The average worker spends 4,821 days at work over the course of a career. We invest so much time and energy at the office that it can lead to placing great expectations on our work lives. We all want that dream job that is both fulfilling and draws on our many passions and talents.
What if you’re not in that dream job? Or if you don’t even know what your dream job might be? It’s not an impoverishment to step back and just let your job be a job, and focus on other opportunities to pursue interests and develop new skills.
Early in my career, a mentor suggested thinking of a job as only a piece of the puzzle. Family, relationships, community involvement, hobbies, and other activities fill out the whole. This framing has been helpful on the days at the office when I am eager to take on a new challenge or itching for a change.
At different points in my career, volunteer service has provided a way to explore interests and passions beyond my job description. Having these other engagements has also enabled me to put work into perspective (and not expect my career to be all-consuming or fulfill every expectation).
Try something new
I have zero experience with home repairs (aside from watching DIY shows on TV), but when the young adult group at my parish coordinated a day of service with an organization that helps local community members with home repairs, I signed up as a willing (if inexperienced) volunteer.
I wrote to the site coordinator ahead of time to explain my beginner-level skills and he assured me that many first-time volunteers are unfamiliar with power tools and techniques. On-site, he and the other team members were patient in demonstrating how to measure, cut, hammer, and drill. Working as a team, we completed a few much-needed repairs to a neighbor’s home.
While I won’t be switching careers any time soon, it was fun to be a learner for the day and connect with others from my parish and local community.
- Teach a skill you’ve mastered
Do you know basic word processing? Consider teaching computer classes at a retirement community. Have you excelled at interviews and networking? There might be an opportunity to assist students with a job search. We can sometimes take for granted the various skills we’ve developed through study and work, but sharing these skills with others can be a meaningful way to give back.

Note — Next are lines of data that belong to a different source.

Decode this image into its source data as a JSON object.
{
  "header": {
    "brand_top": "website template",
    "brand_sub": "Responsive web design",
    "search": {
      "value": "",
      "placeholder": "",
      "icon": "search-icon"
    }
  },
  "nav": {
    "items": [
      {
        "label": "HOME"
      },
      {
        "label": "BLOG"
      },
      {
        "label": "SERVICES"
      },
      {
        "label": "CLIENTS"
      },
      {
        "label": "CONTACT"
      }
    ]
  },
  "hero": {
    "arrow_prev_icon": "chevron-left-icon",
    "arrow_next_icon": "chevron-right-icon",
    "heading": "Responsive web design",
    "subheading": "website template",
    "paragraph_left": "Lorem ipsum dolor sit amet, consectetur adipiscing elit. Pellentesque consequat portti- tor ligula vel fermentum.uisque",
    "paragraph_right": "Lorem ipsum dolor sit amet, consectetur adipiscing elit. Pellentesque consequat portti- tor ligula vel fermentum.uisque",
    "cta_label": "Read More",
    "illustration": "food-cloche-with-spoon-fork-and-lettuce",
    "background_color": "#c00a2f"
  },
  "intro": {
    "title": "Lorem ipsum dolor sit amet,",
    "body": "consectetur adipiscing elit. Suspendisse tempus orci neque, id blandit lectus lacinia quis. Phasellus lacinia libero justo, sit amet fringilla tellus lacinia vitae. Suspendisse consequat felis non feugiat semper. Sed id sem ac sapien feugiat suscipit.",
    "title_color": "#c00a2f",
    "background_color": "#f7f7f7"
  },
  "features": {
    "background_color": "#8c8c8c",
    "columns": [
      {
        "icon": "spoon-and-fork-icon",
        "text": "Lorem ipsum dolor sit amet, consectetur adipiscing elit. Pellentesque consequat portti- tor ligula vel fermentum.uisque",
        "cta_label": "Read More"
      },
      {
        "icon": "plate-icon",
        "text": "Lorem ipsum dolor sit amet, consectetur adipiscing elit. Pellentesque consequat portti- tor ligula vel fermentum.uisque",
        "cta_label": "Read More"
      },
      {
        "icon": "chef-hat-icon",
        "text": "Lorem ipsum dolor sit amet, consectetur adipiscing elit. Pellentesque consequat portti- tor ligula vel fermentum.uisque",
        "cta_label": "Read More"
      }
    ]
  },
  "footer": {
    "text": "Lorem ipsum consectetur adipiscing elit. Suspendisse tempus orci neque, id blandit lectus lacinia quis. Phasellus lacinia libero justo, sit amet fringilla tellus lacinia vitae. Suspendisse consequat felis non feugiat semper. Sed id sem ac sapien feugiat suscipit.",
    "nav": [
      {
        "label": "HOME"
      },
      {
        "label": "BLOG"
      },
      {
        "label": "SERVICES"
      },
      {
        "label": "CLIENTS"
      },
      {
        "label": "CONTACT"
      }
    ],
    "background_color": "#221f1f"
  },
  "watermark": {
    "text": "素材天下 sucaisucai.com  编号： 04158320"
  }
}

After college, I taught conversational English to high schoolers in France. Returning to the U.S., I learned of a local program for adult English language learners (ELL) and eagerly volunteered to teach. The weekly classes allowed me to continue teaching and broadened my understanding of my local community. Many of my students had recently arrived in the U.S. and in the course of class discussion they shared of the challenges of settling in a new country. Our classroom became a place not only to learn English, but also to connect with a supportive community.
Whether moving to a new city or looking to become more involved in the place you call home, volunteering can be a wonderful way to meet new people. I couldn’t have anticipated the friendships that formed through the weekly English classes. As we gathered as a community of learners, we shared stories and built bridges with one another. At the end-of-year celebration, we each prepared a dish from our home culture and shared it with the class. The joy in the room overflowed as students spoke in English with more confidence than they had had months before and described the food they shared.
As you consider balancing your career with volunteering, try starting with your parish or local alumni club. Many communities have a food bank that can accommodate one-time volunteers, or after-school tutoring or youth mentor programs that may require a longer-term commitment.
Above all, look for opportunities that excite you. Serving your community can be a great way to balance the 9-5 routine and explore new avenues while sharing your time and talents with neighbors in need.